Cirque du Soleil has trimmed its staff to a skeleton crew, announcing cuts Thursday that bring total layoffs this week to 4,679 employees — about 95 per cent of its pre-coronavirus workforce.
“It is the most difficult day in Cirque du Soleil Entertainment Group history,” president and CEO Daniel Lamarre said in a statement released by the company.
“We’re deeply saddened by the dramatic measures taken today, as the temporary layoff includes many hard-working, dedicated people. Unfortunately, this decision is our only option as we are forced to position ourselves to weather this storm and prepare for eventual re-openings.”
Cirque du Soleil had announced layoffs of 2,600 employees on Tuesday — 1,200 artists and 1,400 technicians. For two days, the roughly 1,600 employees working at the company’s Montreal head office were spared.
But the current environment, in which many countries have drastically limited public gatherings, left a company that depends on crowds with few options.
For weeks now, Cirque de Soleil has had to cancel shows, as COVID-19 began to spread across the world and countries began taking measures to deal with it.

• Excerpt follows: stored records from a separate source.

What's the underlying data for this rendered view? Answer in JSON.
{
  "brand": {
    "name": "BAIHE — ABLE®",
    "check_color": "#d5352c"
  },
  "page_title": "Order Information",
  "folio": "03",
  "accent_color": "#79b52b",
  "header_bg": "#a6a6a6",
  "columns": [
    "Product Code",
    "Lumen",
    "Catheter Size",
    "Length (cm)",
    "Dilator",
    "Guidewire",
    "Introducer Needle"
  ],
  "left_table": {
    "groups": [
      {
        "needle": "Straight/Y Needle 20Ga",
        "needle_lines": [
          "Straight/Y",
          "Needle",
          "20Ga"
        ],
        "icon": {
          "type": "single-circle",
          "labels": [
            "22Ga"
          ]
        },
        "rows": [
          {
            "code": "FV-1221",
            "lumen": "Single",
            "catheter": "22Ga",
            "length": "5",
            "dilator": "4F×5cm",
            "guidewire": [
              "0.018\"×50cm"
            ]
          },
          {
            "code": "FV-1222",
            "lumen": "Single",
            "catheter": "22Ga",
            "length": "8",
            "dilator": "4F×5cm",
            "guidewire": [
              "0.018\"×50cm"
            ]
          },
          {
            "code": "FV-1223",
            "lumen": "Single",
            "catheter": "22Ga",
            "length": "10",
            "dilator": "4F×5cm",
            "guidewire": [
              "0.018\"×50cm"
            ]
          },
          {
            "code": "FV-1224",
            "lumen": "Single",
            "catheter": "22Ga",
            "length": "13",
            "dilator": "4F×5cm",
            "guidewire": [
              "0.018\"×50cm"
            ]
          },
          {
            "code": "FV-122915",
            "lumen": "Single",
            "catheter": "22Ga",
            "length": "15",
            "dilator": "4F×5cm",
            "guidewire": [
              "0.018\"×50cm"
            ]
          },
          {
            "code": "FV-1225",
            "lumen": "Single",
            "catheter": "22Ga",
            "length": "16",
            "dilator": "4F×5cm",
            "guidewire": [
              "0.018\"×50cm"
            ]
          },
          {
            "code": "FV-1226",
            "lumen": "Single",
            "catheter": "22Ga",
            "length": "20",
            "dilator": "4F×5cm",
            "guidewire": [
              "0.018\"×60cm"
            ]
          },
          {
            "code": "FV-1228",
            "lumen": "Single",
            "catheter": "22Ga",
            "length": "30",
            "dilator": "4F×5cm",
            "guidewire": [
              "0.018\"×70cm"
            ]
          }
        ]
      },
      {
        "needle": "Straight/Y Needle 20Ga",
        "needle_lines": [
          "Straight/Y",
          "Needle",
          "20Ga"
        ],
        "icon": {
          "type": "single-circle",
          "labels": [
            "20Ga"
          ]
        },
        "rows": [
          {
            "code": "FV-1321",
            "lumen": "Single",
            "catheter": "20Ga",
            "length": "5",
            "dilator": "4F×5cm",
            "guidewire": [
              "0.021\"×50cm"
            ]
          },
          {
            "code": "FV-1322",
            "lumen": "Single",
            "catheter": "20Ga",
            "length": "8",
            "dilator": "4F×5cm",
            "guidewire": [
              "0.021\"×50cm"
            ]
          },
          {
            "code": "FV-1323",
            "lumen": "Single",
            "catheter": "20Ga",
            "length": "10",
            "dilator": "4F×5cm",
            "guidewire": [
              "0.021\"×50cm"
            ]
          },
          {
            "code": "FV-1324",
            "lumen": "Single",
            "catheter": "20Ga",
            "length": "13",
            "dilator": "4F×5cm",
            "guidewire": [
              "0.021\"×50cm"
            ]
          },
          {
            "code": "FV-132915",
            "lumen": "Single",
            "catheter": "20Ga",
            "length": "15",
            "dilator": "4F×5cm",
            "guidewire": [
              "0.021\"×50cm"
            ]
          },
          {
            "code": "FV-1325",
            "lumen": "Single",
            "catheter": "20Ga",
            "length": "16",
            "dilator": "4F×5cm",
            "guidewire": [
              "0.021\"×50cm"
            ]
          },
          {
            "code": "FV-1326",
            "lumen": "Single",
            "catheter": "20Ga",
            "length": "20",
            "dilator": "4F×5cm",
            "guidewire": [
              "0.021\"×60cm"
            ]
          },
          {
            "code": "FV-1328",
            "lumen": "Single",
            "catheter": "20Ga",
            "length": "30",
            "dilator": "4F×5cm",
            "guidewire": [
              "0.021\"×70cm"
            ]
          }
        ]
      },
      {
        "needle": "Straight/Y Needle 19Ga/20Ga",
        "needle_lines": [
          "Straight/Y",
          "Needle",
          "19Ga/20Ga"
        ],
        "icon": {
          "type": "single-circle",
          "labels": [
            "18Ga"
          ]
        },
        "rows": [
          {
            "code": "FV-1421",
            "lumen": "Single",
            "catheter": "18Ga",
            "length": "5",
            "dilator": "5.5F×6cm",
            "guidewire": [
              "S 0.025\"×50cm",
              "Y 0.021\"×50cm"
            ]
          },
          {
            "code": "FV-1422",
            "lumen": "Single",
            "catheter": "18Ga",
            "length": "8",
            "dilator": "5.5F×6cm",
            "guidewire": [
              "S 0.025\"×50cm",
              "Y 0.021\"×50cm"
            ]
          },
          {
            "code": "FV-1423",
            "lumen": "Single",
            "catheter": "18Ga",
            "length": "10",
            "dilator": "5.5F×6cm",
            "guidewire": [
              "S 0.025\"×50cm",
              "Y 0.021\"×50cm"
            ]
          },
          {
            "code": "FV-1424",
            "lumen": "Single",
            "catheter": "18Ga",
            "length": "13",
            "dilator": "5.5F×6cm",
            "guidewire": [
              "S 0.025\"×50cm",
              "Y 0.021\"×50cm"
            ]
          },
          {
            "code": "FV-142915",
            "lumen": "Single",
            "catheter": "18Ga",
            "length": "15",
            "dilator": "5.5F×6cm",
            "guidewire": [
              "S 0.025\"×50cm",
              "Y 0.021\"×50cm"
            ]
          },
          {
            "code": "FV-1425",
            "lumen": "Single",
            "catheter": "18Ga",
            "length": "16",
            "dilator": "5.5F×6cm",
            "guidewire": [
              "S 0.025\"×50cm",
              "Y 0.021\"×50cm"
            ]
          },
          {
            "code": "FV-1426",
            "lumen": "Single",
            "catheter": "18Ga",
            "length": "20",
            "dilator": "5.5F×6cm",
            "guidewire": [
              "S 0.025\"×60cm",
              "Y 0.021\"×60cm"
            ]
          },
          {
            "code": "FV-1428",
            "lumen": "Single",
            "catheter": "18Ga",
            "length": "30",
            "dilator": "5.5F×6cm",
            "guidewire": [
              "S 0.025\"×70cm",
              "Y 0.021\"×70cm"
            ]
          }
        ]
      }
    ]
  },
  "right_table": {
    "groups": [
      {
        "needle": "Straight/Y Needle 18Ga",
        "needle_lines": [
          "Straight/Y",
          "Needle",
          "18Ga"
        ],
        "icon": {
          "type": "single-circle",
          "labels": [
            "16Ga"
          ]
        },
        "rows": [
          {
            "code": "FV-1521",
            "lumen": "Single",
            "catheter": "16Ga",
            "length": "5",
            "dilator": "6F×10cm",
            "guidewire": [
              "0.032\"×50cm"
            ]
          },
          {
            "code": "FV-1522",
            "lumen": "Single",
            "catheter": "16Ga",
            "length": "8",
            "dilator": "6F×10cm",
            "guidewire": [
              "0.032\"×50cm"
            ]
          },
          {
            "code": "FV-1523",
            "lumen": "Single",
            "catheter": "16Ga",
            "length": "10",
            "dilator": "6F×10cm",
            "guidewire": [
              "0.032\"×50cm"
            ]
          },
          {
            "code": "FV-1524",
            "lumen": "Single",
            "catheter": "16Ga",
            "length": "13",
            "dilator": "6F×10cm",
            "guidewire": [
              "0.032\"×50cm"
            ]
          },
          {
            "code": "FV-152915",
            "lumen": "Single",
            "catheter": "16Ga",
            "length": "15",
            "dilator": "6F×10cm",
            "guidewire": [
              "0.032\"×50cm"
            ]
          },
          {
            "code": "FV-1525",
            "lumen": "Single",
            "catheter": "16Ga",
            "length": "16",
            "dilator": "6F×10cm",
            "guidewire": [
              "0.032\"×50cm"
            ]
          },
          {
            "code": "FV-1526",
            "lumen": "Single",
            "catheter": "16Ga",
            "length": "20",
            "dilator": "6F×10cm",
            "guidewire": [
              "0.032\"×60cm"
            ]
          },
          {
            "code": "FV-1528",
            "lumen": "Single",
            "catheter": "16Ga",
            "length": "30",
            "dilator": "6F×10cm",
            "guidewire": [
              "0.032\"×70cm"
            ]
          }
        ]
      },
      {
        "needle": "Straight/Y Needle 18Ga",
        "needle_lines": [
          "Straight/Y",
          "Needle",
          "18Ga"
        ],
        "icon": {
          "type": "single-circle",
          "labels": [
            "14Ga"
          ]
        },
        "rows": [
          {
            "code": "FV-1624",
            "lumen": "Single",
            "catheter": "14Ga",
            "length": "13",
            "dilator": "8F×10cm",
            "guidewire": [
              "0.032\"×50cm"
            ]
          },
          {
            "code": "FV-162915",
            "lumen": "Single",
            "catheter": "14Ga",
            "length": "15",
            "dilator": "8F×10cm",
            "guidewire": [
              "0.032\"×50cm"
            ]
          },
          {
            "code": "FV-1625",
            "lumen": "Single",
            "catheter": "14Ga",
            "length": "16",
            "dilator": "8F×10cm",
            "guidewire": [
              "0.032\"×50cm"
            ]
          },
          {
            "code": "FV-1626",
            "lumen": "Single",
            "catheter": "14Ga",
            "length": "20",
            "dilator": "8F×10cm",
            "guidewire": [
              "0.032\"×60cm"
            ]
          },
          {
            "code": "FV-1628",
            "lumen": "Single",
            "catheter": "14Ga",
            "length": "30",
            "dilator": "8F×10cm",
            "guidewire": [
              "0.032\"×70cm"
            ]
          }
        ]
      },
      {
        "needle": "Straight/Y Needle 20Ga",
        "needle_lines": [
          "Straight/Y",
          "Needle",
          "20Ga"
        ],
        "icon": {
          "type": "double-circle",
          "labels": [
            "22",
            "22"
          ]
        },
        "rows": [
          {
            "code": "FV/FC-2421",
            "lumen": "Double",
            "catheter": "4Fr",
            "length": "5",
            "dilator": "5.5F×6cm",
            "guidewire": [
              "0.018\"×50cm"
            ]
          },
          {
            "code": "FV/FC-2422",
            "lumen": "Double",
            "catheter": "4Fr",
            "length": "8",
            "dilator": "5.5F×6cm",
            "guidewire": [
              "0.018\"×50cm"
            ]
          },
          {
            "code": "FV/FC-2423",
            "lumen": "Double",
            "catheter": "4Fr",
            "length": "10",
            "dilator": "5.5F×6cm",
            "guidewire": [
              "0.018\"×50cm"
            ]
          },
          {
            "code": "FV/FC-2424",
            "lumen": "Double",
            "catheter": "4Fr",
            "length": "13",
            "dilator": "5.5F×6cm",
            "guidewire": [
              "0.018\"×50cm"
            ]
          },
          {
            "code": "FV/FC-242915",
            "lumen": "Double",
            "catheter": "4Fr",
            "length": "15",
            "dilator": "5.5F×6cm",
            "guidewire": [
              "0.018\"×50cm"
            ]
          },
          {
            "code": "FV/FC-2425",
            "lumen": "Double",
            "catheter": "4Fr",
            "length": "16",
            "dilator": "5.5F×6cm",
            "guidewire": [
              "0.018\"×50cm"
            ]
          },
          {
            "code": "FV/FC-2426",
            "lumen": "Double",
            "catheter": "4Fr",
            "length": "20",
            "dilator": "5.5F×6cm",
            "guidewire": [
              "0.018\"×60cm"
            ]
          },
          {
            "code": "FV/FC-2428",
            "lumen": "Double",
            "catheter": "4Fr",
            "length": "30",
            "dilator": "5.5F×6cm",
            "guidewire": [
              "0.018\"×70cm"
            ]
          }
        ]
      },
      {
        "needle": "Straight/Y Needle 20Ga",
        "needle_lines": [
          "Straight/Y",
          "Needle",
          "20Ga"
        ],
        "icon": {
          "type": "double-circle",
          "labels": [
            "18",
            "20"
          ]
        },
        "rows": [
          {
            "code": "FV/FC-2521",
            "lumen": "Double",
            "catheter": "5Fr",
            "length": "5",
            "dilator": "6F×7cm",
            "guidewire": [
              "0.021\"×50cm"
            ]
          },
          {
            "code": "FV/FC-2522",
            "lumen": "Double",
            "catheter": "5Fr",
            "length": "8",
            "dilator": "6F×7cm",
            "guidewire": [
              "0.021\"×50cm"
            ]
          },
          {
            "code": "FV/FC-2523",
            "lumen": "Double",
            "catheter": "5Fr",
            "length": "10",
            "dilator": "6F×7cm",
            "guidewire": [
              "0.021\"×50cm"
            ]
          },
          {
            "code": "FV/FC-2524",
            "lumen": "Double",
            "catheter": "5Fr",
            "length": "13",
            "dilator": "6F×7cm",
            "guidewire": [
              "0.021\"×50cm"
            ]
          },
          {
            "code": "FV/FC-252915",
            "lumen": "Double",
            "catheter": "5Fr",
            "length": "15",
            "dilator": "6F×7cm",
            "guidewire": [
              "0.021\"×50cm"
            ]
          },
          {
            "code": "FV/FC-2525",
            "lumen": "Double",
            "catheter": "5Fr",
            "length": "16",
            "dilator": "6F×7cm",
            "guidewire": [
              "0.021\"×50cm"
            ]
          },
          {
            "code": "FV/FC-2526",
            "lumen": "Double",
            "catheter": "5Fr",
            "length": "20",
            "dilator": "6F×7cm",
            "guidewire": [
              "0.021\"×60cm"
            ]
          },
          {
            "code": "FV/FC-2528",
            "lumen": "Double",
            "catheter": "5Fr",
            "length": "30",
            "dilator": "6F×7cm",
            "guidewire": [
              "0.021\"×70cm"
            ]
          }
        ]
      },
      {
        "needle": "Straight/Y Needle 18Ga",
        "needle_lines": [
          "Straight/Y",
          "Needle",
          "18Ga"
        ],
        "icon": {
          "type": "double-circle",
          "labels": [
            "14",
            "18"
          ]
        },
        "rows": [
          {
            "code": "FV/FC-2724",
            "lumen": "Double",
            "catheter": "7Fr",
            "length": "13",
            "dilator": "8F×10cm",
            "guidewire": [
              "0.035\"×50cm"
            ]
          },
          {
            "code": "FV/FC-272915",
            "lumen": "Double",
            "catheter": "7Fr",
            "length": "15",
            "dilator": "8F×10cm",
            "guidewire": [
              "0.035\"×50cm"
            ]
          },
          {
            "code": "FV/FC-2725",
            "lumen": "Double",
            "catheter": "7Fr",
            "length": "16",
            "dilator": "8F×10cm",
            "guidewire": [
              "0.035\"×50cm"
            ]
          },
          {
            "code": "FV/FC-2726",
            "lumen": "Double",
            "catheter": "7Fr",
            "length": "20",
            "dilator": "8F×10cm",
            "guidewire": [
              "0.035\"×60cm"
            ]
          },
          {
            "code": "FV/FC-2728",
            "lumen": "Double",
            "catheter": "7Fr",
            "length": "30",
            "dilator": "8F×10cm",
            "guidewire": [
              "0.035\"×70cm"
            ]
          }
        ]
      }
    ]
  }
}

Cirque du Soleil had 44 active productions before the crisis began taking its toll. The company cancelled all shows in China in late January. It shut down all operations after the World Health Organization declared COVID-19 to be a pandemic.
Cirque’s statement emphasized the temporary nature of the layoffs and said insurance coverage would be maintained for laid-off staff, who will also have access to the employee support program.
A small team will remain in place to maintain basic operations “and prepare for rehiring as soon as productions are allowed to resume,” the statement said.
Quebec’s public pension fund manager, the Caisse de dépôt et placement, bought Cirque founder Guy Laliberté’s remaining 10 per cent stake in Cirque du Soleil Entertainment Group in February, nearly doubling its share to about 20 per cent.